India seemed to emerge from the 2008 global financial crisis relatively unscathed. But, a temporary demand push had played a role in the revival—the incomes of many households, both rural and urban, had shot up. Fiscal stimulus to the rural economy and implementation of the Sixth Pay Commission scales had led to the salaries of around 20% of organized-sector employees jumping up. We celebrated, but once again, neither did we resolve the crisis brewing elsewhere in India’s banking sector, nor did we improve our capacity for healthcare or quality education.
Employment saw little economy-wide growth in our boom years. Manufacturing jobs, if anything, shrank. But we continued to celebrate. Youth flocked to low-productivity service-sector jobs, such as those in hotels and restaurants, security and other services. The dependence on such jobs on one hand and high-skilled services on the other was bound to make Indian society more unequal.
And then, there is agriculture, an elephant in the room.
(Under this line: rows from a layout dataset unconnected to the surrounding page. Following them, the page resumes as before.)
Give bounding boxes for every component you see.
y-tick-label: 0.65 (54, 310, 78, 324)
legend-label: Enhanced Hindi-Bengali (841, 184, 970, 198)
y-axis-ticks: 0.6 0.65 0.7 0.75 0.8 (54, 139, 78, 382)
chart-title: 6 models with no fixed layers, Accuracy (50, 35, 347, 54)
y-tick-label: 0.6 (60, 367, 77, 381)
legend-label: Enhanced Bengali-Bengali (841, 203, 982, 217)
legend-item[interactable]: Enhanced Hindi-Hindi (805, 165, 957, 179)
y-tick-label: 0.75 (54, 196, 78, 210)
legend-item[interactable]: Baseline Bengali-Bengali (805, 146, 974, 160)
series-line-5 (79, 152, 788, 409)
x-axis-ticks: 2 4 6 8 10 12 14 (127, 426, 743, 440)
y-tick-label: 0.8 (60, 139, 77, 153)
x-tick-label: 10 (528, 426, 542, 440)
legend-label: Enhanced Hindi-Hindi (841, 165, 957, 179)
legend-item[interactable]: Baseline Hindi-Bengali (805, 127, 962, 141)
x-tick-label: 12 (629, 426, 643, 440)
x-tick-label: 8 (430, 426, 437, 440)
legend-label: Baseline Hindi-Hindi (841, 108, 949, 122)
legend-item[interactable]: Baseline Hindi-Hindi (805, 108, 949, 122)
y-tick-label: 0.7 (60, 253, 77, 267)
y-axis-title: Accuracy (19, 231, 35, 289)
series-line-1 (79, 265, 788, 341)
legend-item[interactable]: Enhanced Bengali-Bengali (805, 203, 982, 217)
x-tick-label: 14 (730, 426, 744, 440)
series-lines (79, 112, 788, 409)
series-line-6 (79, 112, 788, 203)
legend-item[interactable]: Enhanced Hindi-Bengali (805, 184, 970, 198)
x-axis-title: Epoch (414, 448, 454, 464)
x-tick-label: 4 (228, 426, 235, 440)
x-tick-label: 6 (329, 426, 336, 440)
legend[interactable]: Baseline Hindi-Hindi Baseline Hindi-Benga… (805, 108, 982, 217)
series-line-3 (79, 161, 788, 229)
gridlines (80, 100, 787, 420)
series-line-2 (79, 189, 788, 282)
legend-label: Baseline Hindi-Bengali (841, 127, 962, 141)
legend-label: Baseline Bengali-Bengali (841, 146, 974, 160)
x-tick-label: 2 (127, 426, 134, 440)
If and when farm-sector reforms get implemented, celebrations would once again be premature. The vast majority of India’s farmers have small plots of land, and though these farms are at least as productive as larger ones, net absolute incomes from small plots can only be meagre.
A further rise in farm productivity and consequent increase in supply, if not matched by a demand rise, especially with access to export markets, would result in downward pressure on market prices for farm produce and a further decline in the net incomes of small farmers.
We should learn from what John Treacy did right. He didn’t give up, and pushed for the finish line like it was his only chance at winning. Treacy had years of long-distance practice. The same goes for our economy. A long grind is required to build up its base before we can win and celebrate. And Ovett did not blame anyone for his loss. We play the blame game. Everyone else, right from China and the US to ‘greedy corporates’, seems to be responsible for our failures.
We have lowered absolute poverty levels and had technology-based successes like Aadhaar and digital access to public services. But there are no short cuts to good quality and adequate healthcare and education services. We must remain optimistic but stay firmly away from the optimism bias.
In the end, it is not about how we start, but how we finish. The disastrous second wave of covid and our inability to manage it is a ghastly reminder of this fact.